Last year, the District of Columbia Court of Appeals declined to reopen the 1984 case, reasoning that Mr. McMillan’s later, similar crimes were irrelevant to what prosecutors should have disclosed before the defendants’ trial. The 1992 murder, the court said, had “no bearing on the question of the materiality of any evidence that the government actually did withhold from the defense.” The courts are divided over whether such after-the-fact evidence can shed light on the importance of information withheld by prosecutors.

In urging the Supreme Court not to grant review in the cases, Turner v. United States, No. 15-1503, and Overton v. United States, No. 15-1504, prosecutors said they could not have predicted the 1992 murder at the time of the 1985 trial. “A Brady violation cannot be predicated on the government’s failure to do the impossible and disclose evidence that does not yet exist,” the wrote, quoting from the appeals court decision.

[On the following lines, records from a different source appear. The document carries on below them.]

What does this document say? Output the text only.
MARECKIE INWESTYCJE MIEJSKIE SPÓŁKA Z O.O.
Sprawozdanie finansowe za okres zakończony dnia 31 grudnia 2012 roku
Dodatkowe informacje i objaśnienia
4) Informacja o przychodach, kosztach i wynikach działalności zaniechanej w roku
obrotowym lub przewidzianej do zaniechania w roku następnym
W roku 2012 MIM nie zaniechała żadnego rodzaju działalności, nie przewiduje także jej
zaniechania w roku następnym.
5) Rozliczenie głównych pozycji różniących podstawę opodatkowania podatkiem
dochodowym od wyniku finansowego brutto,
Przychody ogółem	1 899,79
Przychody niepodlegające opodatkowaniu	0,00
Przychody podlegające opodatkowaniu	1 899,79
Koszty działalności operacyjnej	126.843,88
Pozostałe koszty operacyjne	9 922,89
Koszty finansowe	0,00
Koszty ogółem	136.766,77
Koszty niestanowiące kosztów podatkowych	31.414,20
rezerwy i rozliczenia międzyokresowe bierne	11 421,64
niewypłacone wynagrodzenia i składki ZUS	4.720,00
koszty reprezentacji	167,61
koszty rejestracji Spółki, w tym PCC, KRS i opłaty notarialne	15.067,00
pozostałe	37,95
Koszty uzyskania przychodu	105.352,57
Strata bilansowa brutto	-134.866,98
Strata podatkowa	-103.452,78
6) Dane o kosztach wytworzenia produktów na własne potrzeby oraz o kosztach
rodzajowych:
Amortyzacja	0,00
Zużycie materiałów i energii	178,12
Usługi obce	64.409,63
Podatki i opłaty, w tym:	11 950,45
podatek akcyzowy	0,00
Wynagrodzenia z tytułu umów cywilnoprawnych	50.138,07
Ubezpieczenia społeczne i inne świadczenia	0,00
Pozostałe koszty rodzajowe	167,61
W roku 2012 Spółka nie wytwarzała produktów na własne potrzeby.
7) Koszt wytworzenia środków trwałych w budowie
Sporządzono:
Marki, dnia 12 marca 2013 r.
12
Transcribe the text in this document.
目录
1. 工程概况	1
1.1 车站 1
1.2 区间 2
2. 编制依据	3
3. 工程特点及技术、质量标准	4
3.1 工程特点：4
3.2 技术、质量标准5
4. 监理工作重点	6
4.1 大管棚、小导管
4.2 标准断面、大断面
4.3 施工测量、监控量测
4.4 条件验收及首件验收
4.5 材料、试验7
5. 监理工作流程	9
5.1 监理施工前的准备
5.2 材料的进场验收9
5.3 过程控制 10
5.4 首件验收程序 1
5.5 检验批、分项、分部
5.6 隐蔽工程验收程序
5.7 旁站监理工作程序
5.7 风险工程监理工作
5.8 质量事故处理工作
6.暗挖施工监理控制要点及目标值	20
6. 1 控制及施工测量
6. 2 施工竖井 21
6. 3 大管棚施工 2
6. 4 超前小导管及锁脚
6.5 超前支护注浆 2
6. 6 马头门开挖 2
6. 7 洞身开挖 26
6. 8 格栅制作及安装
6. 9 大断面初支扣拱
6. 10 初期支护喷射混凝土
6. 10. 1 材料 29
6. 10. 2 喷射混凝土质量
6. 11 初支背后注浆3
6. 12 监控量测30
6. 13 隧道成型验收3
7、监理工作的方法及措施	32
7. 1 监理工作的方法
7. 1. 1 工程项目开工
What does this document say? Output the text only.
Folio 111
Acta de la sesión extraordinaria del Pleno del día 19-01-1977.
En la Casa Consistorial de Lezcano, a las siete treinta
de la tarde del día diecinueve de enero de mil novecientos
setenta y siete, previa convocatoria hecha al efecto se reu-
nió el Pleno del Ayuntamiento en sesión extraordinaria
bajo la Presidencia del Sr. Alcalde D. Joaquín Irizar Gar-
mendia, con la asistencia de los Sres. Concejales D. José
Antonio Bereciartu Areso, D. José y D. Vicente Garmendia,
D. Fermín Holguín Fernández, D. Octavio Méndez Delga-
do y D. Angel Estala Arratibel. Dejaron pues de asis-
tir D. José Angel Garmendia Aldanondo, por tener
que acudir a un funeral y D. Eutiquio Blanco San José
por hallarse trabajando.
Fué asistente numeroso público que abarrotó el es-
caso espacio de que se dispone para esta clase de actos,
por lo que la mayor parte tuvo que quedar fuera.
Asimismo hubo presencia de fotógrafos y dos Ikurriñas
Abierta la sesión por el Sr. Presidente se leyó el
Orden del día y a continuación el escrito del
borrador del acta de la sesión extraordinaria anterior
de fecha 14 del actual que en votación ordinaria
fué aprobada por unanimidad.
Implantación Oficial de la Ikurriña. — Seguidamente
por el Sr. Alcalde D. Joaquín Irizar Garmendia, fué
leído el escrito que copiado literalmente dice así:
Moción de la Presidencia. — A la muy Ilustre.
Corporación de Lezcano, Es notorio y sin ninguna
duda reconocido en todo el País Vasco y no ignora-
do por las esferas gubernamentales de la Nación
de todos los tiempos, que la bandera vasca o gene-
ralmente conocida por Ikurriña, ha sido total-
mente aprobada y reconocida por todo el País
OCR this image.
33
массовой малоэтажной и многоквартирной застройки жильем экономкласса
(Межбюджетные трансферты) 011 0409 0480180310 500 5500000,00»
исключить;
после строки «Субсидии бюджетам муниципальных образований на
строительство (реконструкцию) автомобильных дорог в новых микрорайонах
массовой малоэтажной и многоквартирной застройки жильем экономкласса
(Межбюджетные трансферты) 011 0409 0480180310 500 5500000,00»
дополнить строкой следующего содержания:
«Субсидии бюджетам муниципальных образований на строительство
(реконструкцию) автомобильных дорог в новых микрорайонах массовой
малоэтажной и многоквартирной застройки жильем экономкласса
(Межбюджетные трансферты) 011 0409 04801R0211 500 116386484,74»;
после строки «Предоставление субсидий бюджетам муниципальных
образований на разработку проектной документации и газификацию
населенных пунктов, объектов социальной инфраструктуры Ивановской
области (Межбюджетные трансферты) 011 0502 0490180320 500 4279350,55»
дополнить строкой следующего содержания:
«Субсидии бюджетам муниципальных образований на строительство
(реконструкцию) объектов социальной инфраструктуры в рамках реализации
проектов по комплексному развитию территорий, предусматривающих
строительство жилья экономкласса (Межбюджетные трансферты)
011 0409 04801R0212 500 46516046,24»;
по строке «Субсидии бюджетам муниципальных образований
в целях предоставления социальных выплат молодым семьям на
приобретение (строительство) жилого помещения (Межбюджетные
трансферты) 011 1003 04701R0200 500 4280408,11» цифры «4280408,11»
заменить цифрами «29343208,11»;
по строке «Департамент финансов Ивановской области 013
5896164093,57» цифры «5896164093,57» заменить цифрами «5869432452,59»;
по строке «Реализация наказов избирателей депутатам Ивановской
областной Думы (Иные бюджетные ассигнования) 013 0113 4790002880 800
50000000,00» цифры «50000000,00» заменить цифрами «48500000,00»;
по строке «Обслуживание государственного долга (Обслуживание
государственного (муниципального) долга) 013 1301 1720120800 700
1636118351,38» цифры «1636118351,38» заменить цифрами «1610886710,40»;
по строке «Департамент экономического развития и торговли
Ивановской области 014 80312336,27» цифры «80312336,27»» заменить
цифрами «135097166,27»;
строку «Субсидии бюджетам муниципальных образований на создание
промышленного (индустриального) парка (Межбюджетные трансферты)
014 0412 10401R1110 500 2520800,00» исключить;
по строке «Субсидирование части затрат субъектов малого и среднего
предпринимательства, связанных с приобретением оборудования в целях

The case concerning legal advice involves Jae Lee, who moved to the United States from South Korea with his family in 1982, when he was 13. After graduating from high school in New York, he moved to Memphis, where he became a restaurateur and a small-time drug dealer. He was a lawful resident but not a citizen.

Mr. Lee was prosecuted for possessing the drug ecstasy with the intent to distribute it, and his lawyer urged him to plead guilty in exchange for a lighter sentence. The lawyer falsely told Mr. Lee that he would not be subject to deportation after he served his sentence, which turned out to be a year and a day.

On learning the truth, Mr. Lee filed a motion to vacate his conviction, arguing that he had received ineffective assistance of counsel.

In 2010, the Supreme Court ruled that lawyers for people thinking of pleading guilty to a crime must advise their clients who are not citizens about the possibility that they will be deported.

In Mr. Lee’s case, the United States Court of Appeals for the Sixth Circuit said he had suffered no prejudice, as the correct legal advice would not have helped him. Had he gone to trial, the court said, he would have lost and still have been deported.

“It is unclear to us why it is in our national interests — much less the interests of justice — to exile a productive member of our society to a country he hasn’t lived in since childhood for committing a relatively small-time drug offense,” Judge Alice M. Batchelder wrote for the court. “But our duty is neither to prosecute nor to pardon; it is simply to say ‘what the law is,’ ” she added, quoting Marbury v. Madison.